Heute Abend wird der 97-jährige Herbert Blomstedt zum Dirigentenpult der Royal Festival Hall in London steigen, um das Philharmonia Orchestra zu dirigieren. Für uns, die wir damit rechnen, unsere Seniorenzeit damit zu verbringen, Loose Women in Schlafanzügen zu sehen, sind dies ernüchternde Nachrichten. Bis ich 97 Jahre alt bin, erwarte ich nicht, dass ich einen Taktstock heben kann, geschweige denn eines der weltweit führenden Orchester in einer Aufführung von Mozarts Viertem Violinkonzert dirigieren und dann nach der Pause Mahlers Neunte dirigieren kann – eine Symphonie, deren übliche Laufzeit 90 Minuten beträgt. Schon die Aussicht, eineinhalb Stunden im Frack zu stehen, reicht aus, um mir Beklemmungen zu bereiten.
Die Musik bleibt für Blomstedt so endlos freudig und faszinierend, dass ein Aufhören kaum denkbar ist.
Aber Dirigenten sind aus härterem Holz geschnitzt. Im letzten Jahrhundert, als die globale durchschnittliche Lebenserwartung im Jahr 1950 bei 46 Jahren lag und bis 1999 auf 66 Jahre stieg, lebten und arbeiteten viele große Dirigenten bis in ihre 80er und 90er Jahre. Pablo Casals starb im Alter von 96 Jahren, Nadia Boulanger mit 92 und Arturo Toscanini mit 89. Leopold Stokowski, berühmt für die Leitung des Disney-Films Fantasia, dirigierte mit 91 Jahren öffentlich, nahm noch mit 93 Jahren auf und starb im Alter von 95 Jahren.
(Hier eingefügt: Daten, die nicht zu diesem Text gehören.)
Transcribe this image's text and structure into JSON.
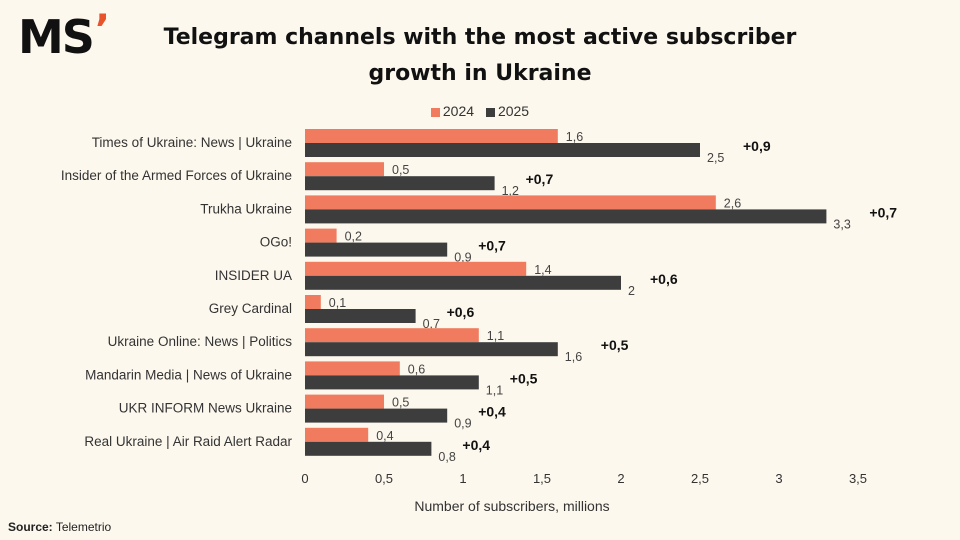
{
  "logo": {
    "text": "MS",
    "accent": "’"
  },
  "source": {
    "label": "Source:",
    "value": "Telemetrio"
  },
  "chart_data": {
    "type": "bar",
    "orientation": "horizontal",
    "title": "Telegram channels with the most active subscriber growth in Ukraine",
    "xlabel": "Number of subscribers, millions",
    "ylabel": "",
    "xlim": [
      0,
      3.5
    ],
    "xticks": [
      "0",
      "0,5",
      "1",
      "1,5",
      "2",
      "2,5",
      "3",
      "3,5"
    ],
    "xtick_values": [
      0,
      0.5,
      1,
      1.5,
      2,
      2.5,
      3,
      3.5
    ],
    "grid": false,
    "legend_position": "top-center",
    "categories": [
      "Times of Ukraine: News | Ukraine",
      "Insider of the Armed Forces of Ukraine",
      "Trukha Ukraine",
      "OGo!",
      "INSIDER UA",
      "Grey Cardinal",
      "Ukraine Online: News | Politics",
      "Mandarin Media | News of Ukraine",
      "UKR INFORM News Ukraine",
      "Real Ukraine | Air Raid Alert Radar"
    ],
    "series": [
      {
        "name": "2024",
        "color": "#f07b5e",
        "values": [
          1.6,
          0.5,
          2.6,
          0.2,
          1.4,
          0.1,
          1.1,
          0.6,
          0.5,
          0.4
        ],
        "labels": [
          "1,6",
          "0,5",
          "2,6",
          "0,2",
          "1,4",
          "0,1",
          "1,1",
          "0,6",
          "0,5",
          "0,4"
        ]
      },
      {
        "name": "2025",
        "color": "#3d3d3d",
        "values": [
          2.5,
          1.2,
          3.3,
          0.9,
          2.0,
          0.7,
          1.6,
          1.1,
          0.9,
          0.8
        ],
        "labels": [
          "2,5",
          "1,2",
          "3,3",
          "0,9",
          "2",
          "0,7",
          "1,6",
          "1,1",
          "0,9",
          "0,8"
        ]
      }
    ],
    "annotations": [
      "+0,9",
      "+0,7",
      "+0,7",
      "+0,7",
      "+0,6",
      "+0,6",
      "+0,5",
      "+0,5",
      "+0,4",
      "+0,4"
    ]
  }
}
Heute, wo laut der Weltgesundheitsorganisation die durchschnittliche globale Lebenserwartung 71 Jahre beträgt, sind viele klassische Dirigenten lange über ihr siebtes Lebensjahrzehnt hinaus in den renommiertesten Konzerthallen der Welt beschäftigt. Die Liste umfasst Christoph von Dohnányi (95), Richard Bonynge (94), Roger Norrington (90), Zubin Mehta (88), Charles Dutoit (88), Neeme Järvi (87), Marek Janowski (85), Riccardo Muti (83), Lothar Zagrosek (82) und Daniel Barenboim (82).
Für Blomstedt bleibt die Musik so endlos freudig und faszinierend, dass ein Aufhören kaum denkbar ist.